За колонной на Московской улице стали скапливаться трамваи, автобусы, машины. Людей на тротуарах прибавилось.

Колонна миновала Бетонный мост, свернула на товарную станцию и вместе с провожающими и просто любопытными заполнила платформу, вдоль которой стояли накрытые скатертями столики-буфеты.

Ряды расстроились, и пестрая толпа разлилась во платформе: студенты искали свои вагоны, родители — студентов.

Снова заиграл оркестр.
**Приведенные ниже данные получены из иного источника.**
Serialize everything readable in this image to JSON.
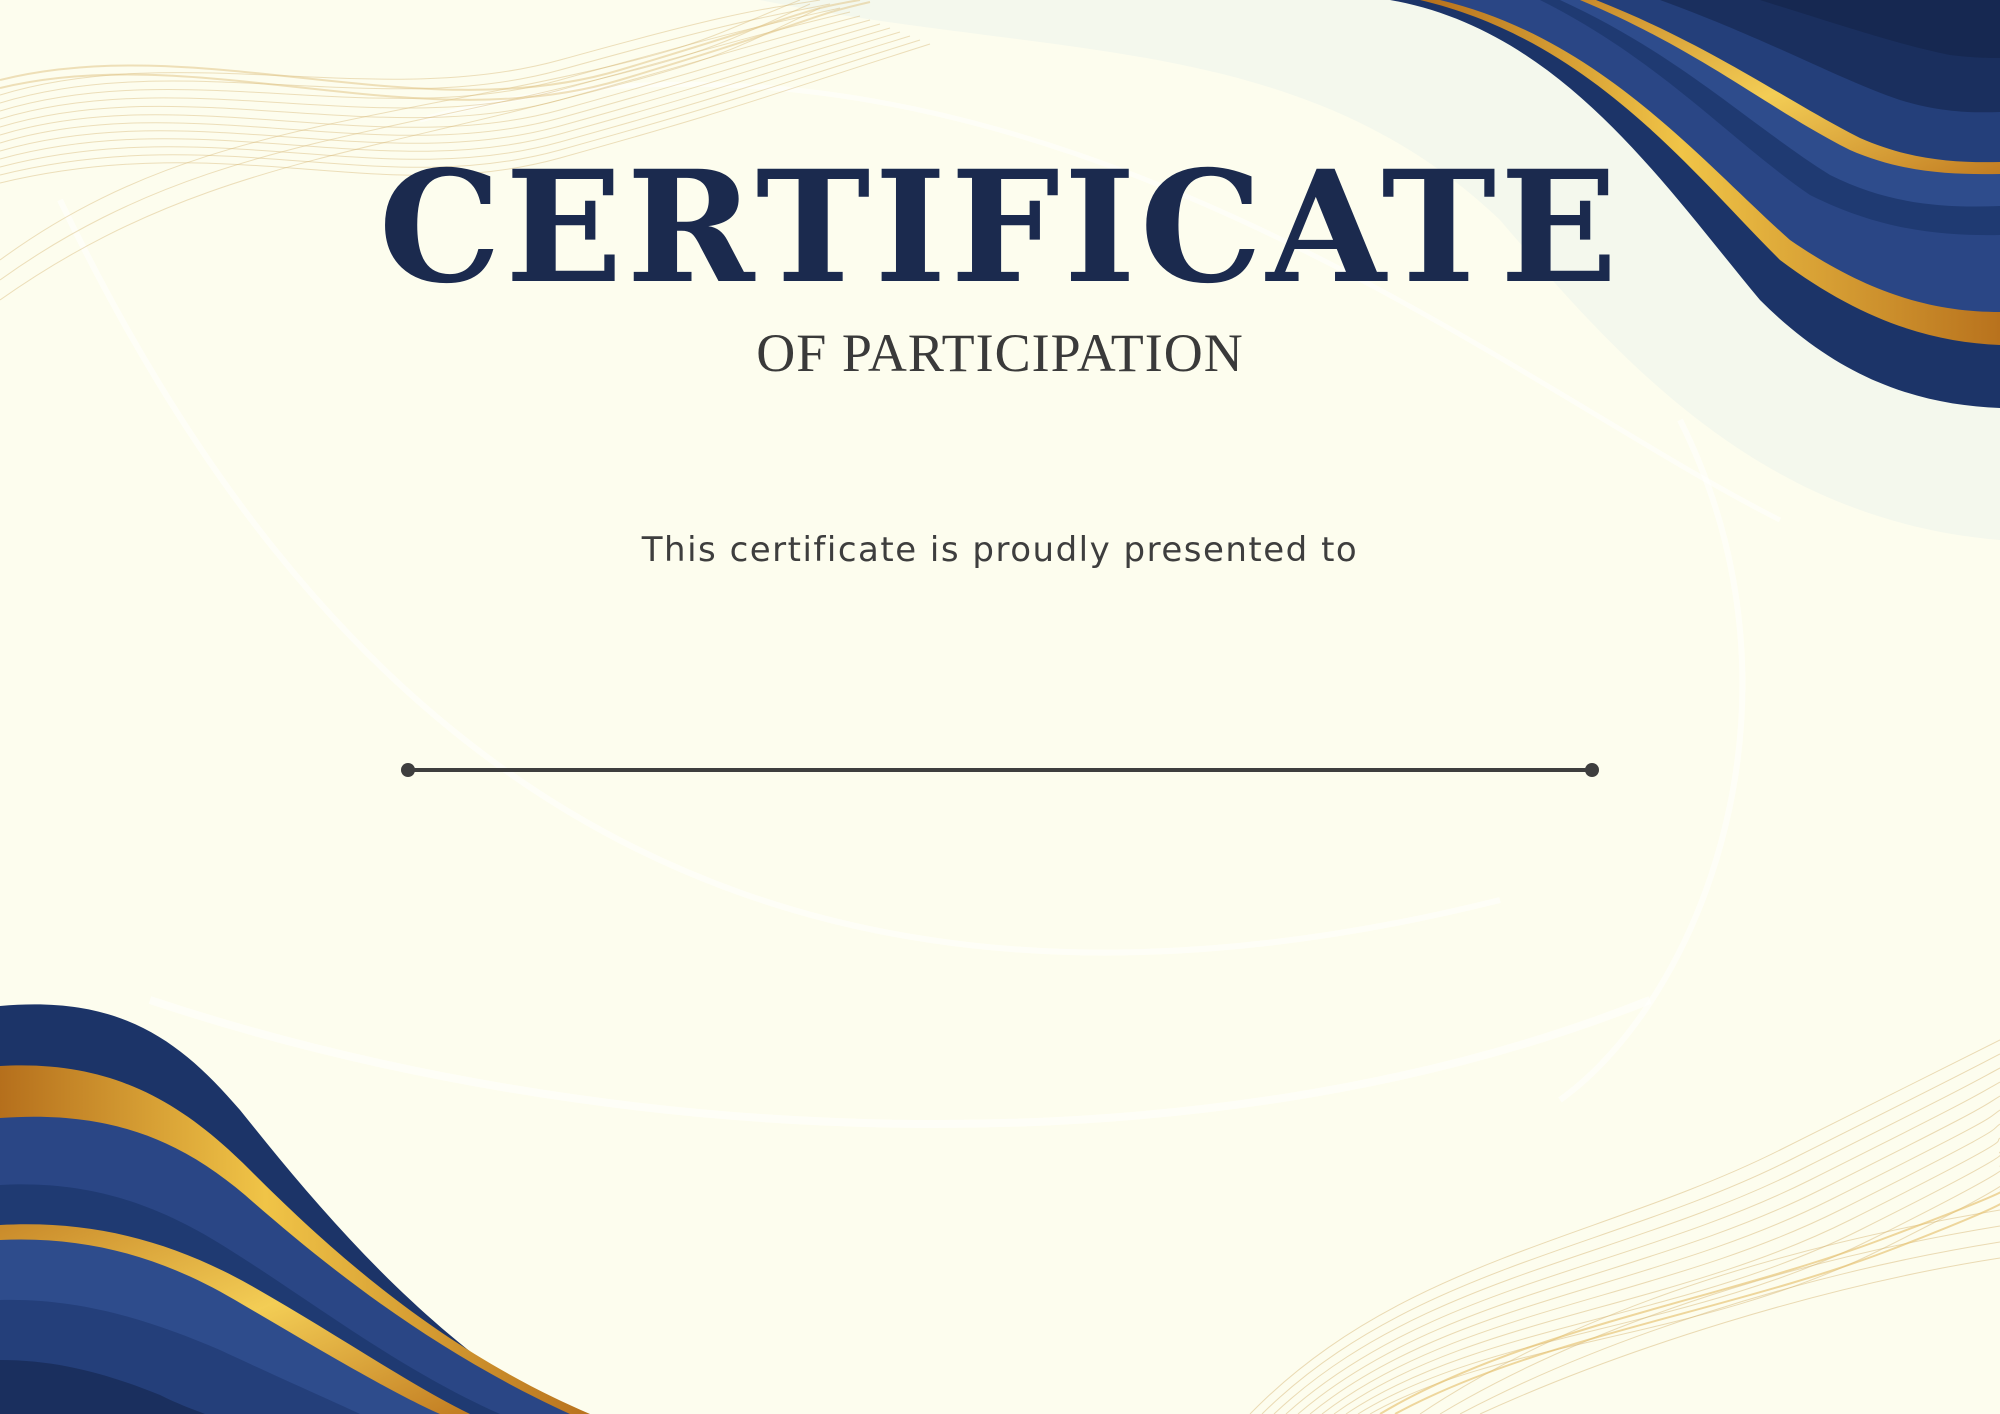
{
  "certificate": {
    "title": "CERTIFICATE",
    "subtitle": "OF PARTICIPATION",
    "presented_text": "This certificate is proudly presented to",
    "recipient_name": ""
  },
  "colors": {
    "background": "#fdfdee",
    "navy": "#1b2a4e",
    "royal_blue": "#2a4685",
    "gold": "#e6b43c",
    "dark_gold": "#b8741e",
    "text_dark": "#3a3a3a"
  }
}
Чтобы музыка была слышна на всей длиннющей платформе, использовали громкоговорители милицейской машины с рупорами. И от этих усаленных репродукторами звуков суматоха, суета еще увеличились. Появились продавщицы в белых халатах, с корзинами, предлагая купить мыло, зубную пасту, одеколон. Засновали и сразу стали приметными кинооператоры, фотокорреспонденты.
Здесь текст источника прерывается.